For Melissa Cohn, regional vice president of William Raveis Mortgage and a 44-year industry veteran, the minutes from that meeting confirmed what bond markets were already signaling. The Iran conflict, not Fed rhetoric, is the dominant force driving mortgage rates.

"Bonds are reacting more to the renewed military action in Iran," Cohn said in commentary on the June 16-17 Federal Open Market Committee (FOMC) meeting.

"The Fed's change in communication has not moved bond yields or mortgage rates. Right now, mortgage rates are going to move with oil prices, and oil prices are increasing, so rates will rise as well.
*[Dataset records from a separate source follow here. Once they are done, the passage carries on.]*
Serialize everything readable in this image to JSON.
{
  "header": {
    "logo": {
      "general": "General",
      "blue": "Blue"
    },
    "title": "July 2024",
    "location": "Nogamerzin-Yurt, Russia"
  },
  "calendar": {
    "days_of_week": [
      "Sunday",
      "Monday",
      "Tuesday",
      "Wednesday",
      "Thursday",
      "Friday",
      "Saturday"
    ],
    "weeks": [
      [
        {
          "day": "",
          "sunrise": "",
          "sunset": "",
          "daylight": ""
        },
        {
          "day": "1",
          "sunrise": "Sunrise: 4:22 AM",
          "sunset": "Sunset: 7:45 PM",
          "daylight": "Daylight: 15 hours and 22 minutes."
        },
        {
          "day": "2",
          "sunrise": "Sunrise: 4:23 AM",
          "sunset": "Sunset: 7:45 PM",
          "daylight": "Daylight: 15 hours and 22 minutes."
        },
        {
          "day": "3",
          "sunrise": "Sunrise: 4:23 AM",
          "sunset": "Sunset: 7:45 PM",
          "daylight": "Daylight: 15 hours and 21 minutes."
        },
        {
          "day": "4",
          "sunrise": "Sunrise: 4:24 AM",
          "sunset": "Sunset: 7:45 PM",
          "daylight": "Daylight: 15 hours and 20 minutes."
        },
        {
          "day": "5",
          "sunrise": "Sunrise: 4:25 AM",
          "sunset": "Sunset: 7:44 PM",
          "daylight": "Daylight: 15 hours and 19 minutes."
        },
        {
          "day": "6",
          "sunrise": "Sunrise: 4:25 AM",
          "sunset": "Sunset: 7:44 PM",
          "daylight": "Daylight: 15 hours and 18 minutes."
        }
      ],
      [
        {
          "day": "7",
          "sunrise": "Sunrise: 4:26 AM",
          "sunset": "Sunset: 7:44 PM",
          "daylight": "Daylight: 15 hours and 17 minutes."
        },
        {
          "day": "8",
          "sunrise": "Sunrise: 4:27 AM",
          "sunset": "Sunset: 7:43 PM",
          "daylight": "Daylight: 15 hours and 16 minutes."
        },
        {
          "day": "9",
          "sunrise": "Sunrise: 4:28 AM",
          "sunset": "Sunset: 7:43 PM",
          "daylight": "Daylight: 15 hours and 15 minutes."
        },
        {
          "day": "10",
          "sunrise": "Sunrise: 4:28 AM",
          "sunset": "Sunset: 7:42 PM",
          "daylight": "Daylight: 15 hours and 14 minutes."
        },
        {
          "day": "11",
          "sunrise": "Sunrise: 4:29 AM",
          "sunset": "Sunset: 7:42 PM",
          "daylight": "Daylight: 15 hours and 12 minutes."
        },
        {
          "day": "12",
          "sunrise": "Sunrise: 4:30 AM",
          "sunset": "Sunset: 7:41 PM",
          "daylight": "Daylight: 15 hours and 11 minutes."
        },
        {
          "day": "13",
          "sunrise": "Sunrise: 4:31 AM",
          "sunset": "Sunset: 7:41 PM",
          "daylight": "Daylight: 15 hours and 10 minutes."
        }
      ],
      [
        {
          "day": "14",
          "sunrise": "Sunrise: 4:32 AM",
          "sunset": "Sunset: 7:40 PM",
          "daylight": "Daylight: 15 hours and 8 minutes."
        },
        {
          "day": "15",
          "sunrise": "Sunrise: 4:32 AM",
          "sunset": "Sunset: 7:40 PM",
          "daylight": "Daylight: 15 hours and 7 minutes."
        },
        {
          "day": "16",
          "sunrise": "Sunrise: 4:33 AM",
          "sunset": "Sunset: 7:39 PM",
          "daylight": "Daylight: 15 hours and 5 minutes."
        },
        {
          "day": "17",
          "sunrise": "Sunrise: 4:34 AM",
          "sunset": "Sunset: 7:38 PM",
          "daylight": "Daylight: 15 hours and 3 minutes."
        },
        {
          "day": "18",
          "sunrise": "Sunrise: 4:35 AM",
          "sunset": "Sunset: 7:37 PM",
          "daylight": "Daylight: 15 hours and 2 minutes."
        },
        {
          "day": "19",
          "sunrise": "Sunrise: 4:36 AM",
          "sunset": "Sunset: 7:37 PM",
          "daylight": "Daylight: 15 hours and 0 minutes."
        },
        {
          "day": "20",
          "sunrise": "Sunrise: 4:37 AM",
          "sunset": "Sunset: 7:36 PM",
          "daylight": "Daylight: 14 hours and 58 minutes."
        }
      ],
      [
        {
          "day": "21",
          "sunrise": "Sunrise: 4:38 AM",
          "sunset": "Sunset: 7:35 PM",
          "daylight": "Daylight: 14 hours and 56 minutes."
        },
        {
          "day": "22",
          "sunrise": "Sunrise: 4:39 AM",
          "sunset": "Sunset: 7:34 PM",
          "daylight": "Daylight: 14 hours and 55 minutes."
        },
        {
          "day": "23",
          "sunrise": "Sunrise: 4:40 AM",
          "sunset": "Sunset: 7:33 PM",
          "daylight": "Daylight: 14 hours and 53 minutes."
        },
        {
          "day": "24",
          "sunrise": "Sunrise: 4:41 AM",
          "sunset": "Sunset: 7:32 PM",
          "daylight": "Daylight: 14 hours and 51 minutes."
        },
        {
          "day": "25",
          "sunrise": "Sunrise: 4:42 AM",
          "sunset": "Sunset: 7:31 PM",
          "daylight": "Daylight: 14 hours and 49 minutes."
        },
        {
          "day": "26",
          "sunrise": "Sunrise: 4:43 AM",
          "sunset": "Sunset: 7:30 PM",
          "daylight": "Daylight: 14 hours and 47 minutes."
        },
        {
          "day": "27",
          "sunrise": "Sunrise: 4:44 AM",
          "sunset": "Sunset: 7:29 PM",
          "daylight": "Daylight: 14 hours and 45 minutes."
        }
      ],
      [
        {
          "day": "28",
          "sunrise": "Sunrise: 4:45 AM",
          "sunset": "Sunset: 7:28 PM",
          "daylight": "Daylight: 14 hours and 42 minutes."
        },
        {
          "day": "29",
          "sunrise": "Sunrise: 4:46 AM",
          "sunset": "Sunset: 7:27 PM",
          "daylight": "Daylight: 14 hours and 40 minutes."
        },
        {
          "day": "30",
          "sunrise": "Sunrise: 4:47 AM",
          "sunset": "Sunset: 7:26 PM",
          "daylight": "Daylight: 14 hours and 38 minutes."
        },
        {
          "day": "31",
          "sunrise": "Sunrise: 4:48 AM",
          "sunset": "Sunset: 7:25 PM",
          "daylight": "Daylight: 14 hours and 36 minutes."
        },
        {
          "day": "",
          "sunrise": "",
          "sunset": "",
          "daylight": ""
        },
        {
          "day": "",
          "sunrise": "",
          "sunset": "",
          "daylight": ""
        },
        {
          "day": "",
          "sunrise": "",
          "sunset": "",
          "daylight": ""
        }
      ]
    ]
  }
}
Until there is a better resolution with Iran, we are stuck in a higher-for-longer rate environment."

A new chair, the same dual mandate

Kevin Warsh assumed leadership of the Federal Reserve earlier in 2026, and the June FOMC meeting was the clearest expression yet of his more hawkish communication approach.

Warsh described the rate hold as "unanimous and unambiguous," while the updated dot plot indicated that a rate hike, once considered implausible, is now being openly discussed inside the central bank.
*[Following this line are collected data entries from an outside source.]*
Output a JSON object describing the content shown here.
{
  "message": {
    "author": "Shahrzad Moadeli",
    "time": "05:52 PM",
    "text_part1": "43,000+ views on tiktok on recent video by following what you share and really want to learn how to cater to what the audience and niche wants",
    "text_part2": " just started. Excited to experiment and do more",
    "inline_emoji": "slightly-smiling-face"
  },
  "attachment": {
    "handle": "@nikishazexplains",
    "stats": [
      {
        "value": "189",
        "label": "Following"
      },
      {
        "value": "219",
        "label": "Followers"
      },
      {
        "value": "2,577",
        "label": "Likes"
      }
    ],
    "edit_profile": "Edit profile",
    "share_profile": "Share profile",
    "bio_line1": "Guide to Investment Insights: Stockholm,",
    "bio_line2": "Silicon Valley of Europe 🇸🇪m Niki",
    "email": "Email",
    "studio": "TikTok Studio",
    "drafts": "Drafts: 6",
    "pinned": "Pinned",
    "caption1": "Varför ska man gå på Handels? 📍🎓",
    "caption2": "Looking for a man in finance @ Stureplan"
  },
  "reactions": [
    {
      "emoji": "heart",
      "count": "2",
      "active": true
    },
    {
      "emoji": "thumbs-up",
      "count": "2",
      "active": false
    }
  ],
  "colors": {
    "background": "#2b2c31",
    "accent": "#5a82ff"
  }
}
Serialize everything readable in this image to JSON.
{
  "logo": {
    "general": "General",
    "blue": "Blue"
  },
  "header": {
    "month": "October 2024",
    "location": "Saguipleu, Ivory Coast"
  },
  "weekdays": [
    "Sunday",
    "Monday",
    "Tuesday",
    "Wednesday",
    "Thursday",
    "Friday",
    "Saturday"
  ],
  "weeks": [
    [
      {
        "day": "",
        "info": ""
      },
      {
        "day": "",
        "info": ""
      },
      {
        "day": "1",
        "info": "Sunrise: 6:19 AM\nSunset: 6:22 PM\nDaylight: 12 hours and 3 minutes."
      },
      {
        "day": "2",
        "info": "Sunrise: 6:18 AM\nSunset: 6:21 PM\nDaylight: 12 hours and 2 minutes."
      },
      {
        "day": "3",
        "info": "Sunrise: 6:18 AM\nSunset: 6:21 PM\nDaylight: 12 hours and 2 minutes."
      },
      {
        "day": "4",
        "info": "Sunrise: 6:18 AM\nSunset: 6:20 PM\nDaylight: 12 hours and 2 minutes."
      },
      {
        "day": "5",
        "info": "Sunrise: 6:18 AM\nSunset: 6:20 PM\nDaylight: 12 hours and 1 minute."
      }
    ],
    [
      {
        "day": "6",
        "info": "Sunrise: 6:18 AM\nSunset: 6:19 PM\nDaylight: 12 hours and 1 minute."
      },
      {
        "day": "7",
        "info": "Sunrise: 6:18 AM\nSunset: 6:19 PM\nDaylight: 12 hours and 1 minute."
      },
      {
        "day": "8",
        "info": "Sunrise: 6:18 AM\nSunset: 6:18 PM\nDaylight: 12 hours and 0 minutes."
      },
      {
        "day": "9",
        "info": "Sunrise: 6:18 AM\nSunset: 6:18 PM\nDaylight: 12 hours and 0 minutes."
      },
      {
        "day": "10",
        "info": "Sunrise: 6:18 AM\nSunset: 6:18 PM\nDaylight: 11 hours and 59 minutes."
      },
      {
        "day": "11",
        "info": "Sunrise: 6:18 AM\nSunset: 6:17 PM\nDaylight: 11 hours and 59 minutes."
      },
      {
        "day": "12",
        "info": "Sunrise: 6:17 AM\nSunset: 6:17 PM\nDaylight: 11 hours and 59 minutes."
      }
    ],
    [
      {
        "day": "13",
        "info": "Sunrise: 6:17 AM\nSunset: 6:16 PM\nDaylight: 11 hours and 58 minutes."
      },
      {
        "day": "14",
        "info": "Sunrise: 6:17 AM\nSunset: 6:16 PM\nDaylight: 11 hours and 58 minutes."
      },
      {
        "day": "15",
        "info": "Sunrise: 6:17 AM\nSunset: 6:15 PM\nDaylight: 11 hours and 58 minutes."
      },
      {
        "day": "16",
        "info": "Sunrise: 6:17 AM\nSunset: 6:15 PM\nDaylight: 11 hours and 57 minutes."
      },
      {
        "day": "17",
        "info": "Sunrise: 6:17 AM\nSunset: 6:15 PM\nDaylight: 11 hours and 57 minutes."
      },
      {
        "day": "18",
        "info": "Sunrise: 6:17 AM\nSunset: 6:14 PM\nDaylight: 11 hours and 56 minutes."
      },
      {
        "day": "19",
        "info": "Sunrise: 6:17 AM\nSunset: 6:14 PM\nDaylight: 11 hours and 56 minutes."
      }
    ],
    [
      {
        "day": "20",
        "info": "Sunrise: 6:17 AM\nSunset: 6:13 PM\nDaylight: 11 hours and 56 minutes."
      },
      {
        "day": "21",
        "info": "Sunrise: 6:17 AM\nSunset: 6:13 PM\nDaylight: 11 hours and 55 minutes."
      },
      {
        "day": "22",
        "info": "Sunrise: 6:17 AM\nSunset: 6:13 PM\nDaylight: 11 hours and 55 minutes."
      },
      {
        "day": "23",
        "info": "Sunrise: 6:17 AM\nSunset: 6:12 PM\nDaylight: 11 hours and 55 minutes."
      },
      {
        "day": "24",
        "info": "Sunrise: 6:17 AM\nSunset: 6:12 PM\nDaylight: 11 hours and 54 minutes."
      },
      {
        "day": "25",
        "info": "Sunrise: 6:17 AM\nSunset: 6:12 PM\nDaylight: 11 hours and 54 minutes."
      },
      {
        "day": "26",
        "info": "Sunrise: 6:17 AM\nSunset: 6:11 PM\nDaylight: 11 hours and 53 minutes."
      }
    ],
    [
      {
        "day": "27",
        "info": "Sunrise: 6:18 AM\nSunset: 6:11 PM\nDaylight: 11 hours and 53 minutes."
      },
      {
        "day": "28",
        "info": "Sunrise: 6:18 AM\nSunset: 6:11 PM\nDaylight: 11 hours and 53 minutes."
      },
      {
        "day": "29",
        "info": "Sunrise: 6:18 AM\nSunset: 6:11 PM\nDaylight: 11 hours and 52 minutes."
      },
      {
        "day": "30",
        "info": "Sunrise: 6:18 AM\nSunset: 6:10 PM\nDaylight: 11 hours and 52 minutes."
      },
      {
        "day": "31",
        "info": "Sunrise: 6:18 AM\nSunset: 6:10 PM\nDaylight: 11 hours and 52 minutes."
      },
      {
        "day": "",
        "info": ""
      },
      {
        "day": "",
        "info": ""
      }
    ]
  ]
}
For brokers and loan officers trying to parse what the change in Fed leadership means for their pipelines, Cohn offered a measured take.

"The Fed will continue its dual mandate of keeping inflation low and employment at maximum capacity. That has not changed. What has changed is the communication style and guidance from the Fed."

In February 2026, the 30-year fixed rate had dipped as low as 6.09%, before rising back above 6.25% in March and climbing further to the 6.5% range by June as inflation and geopolitical pressures built.

The collapse of a fragile US-Iran ceasefire pushed rates back toward that level again in July: the 30-year fixed-rate mortgage averaged 6.49% for the week ending July 9, according to Freddie Mac's Primary Mortgage Market Survey. 

The bond market is watching oil, not the Fed

The mechanism Cohn points to is direct: the 10-year Treasury yield, which lenders use as the primary benchmark for pricing home loans, has responded far more sharply to oil price movements than to anything coming out of the Fed's press conferences.

"Mortgage rates move up and down with the 10-year bond yield. Bonds are inflation-sensitive," Cohn explained.

"The initial reaction in the bond market and in resulting mortgage rate movements may be upward, but if the Fed is strident in its goal of bringing inflation back down to 2%, that will ultimately be good for mortgage rates."

The Consumer Price Index jumped to 4.2% in May 2026, the highest reading since 2023, driven in part by oil price shocks linked to the Iran conflict. 

The Mortgage Bankers Association (MBA) is forecasting that the 30-year fixed rate will remain in the 6.1%–6.3% range through the rest of 2026, assuming inflation moderates gradually.